Blacks in Canada need to unite, rise up and address the deep racism in this country that keeps them out of positions of power, a Conservative senator says.
“What will it take for our collective Afro-Canadian family to unite — to rise up and claim our rightful place in Canadian society?” Conservative Senator Don Oliver recently asked in keynote speech to black professionals.
Despite being the fourth largest visible minority group in Canada, blacks continue to be victims of racism and are under-represented in high-level positions including on Parliament Hill, Oliver said Monday, Canadian Multiculturalism Day.
“Racism still holds us back, both in the public and the private sector . . . Our co-workers do not accept us, do not treat us fairly, that equality is wanting and diversity is not a reality as it should be,” he said.
Oliver said he’s experienced overt racism throughout his life.
“From the days that I started going to school, age five, six and seven, right up until today, and I’m almost 73. I encounter racism at almost every turn,” he said.
Even on Parliament Hill, Oliver said, racism is the reason there are few visible minorities in executive positions.
“In Parliament is there racism? In the Senate, in the House of Commons, in the library of Parliament are there barriers? There certainly are. In the past, I have met with the clerk of the Senate, with the clerk of the House of Commons and with the head of the library of Parliament and have had very candid and frank talks with them about the barriers that exist.”
Oliver blames Canada’s experience with slavery for much of the black community’s inability to support each other and for the stereotypes old-stock Canadians continue to show.
“It really flows from the days of slavery . . . because of the slave mentality,” he explained, when someone got ahead, they would get dragged down by the group.
Blacks need to learn to support each other and stick their hand up and lend a hand when their brothers and sisters are in need, Oliver said.
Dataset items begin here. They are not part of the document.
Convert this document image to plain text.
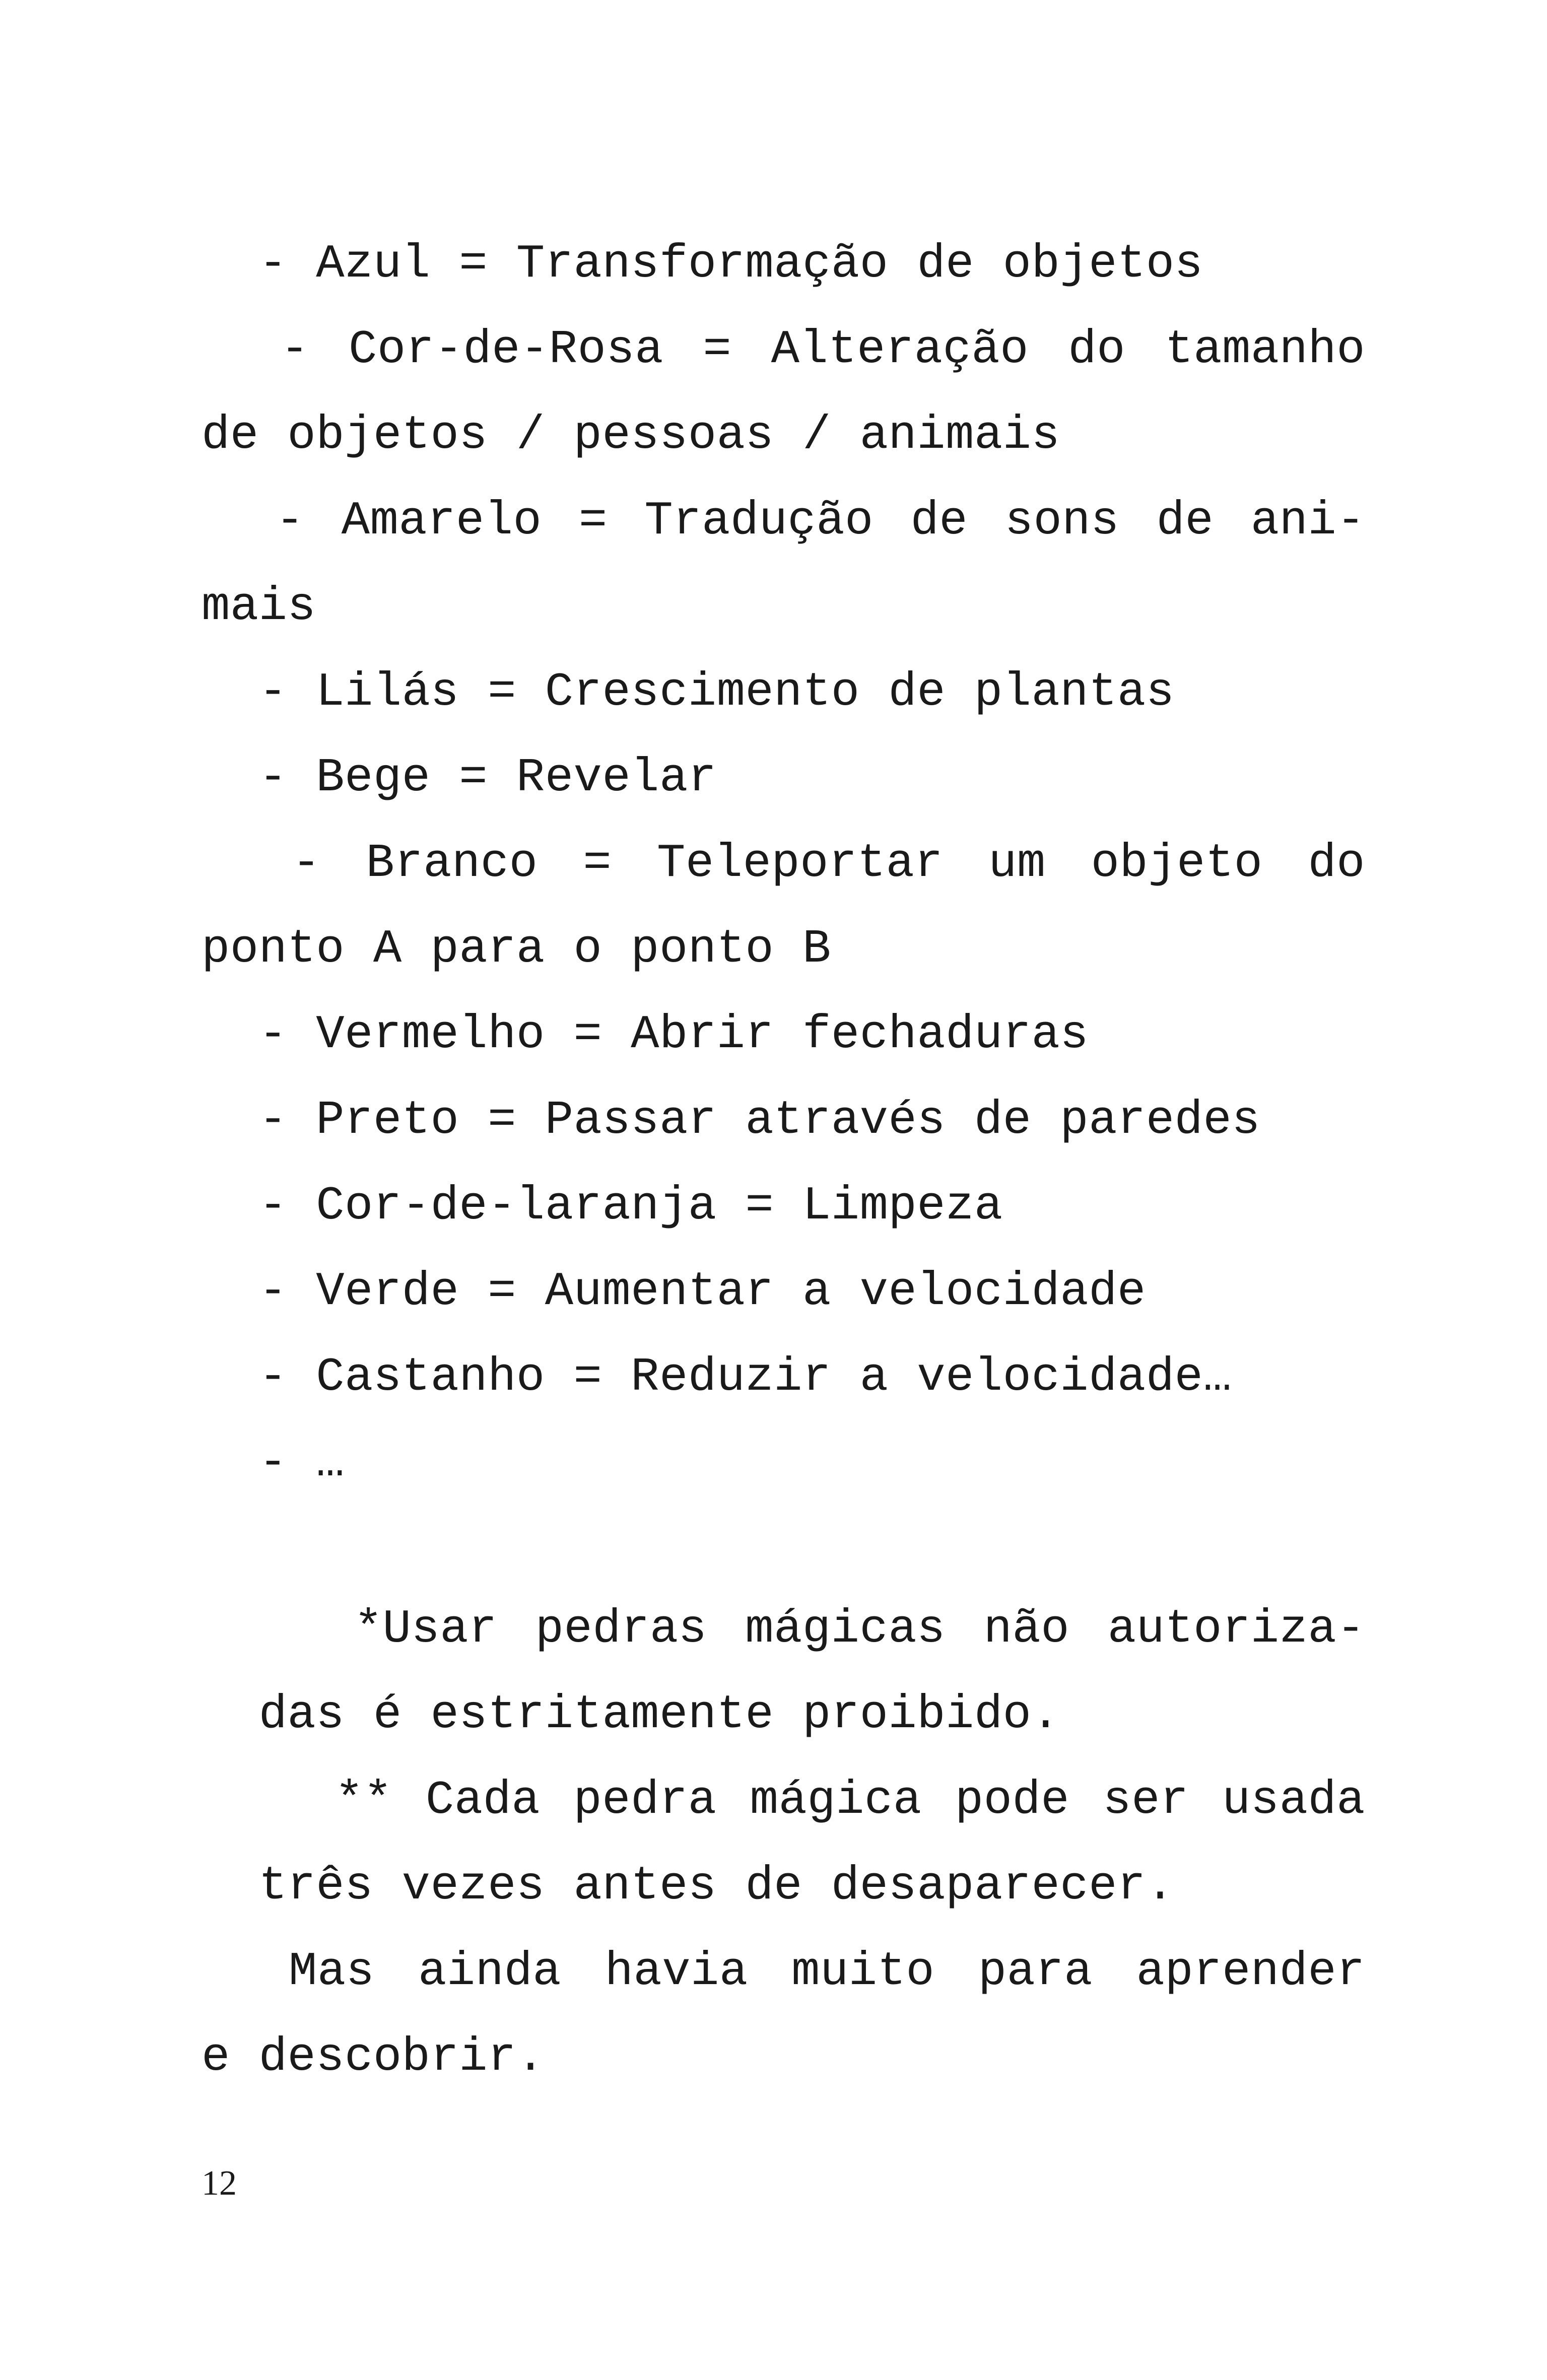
- Azul = Transformação de objetos
- Cor-de-Rosa = Alteração do tamanho
de objetos / pessoas / animais
- Amarelo = Tradução de sons de ani-
mais
- Lilás = Crescimento de plantas
- Bege = Revelar
- Branco = Teleportar um objeto do
ponto A para o ponto B
- Vermelho = Abrir fechaduras
- Preto = Passar através de paredes
- Cor-de-laranja = Limpeza
- Verde = Aumentar a velocidade
- Castanho = Reduzir a velocidade…
- …
*Usar pedras mágicas não autoriza-
das é estritamente proibido.
** Cada pedra mágica pode ser usada
três vezes antes de desaparecer.
Mas ainda havia muito para aprender
e descobrir.
12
“It’s like we are a family,” Oliver said. “(But) unlike a lot of other groups, organizations, cultural groups, and ethnic groups, we do not pull together as a group. We do not assist and help one another as we should . . . Until we reach out to our fellows, it is going to be hard for us to make the kind of upward movement that I would like to see us have as a group.”
Many Canadians don’t realize that slavery existed in Canada, he said. A number of legislators in Ontario, which was then called Upper Canada, were slave owners, as were a number of eminent people in the province of Quebec. In Nova Scotia, where Oliver is from, black people were sold at public auction.
“I still have an ad for a ‘buxom young female, 14 years of age, for sale,'” he said.
Blacks are well accepted by new Canadians but “it is more the Canadians who are already here that it comes from,” Oliver said.
And blacks, the senator argues, have it worst off than other visible minority groups.
The senator, who formed last week a new caucus for other Conservatives from visible-minorities groups, said he believes blacks should have their own category for Canadians in need of special measures: along with the disabled, aboriginals, women and other visible minorities.
“They should be in a category of their own because it is the black component of visible minorities that hold visible minorities back because blacks are always the last to be hired and the first to be fired,” he said.
For a long time, “because of this latent colour-thing,” blacks were not represented in Canada’s major institutions, such as universities, and are excluded from being police chiefs or the top levels of the armed forces and the public service, Oliver said.
His message as Canadians head toward Canada Day celebrations is for all citizens to embrace diversity warmly.
“Be prepared to accept difference. Because difference is our strength,” he said.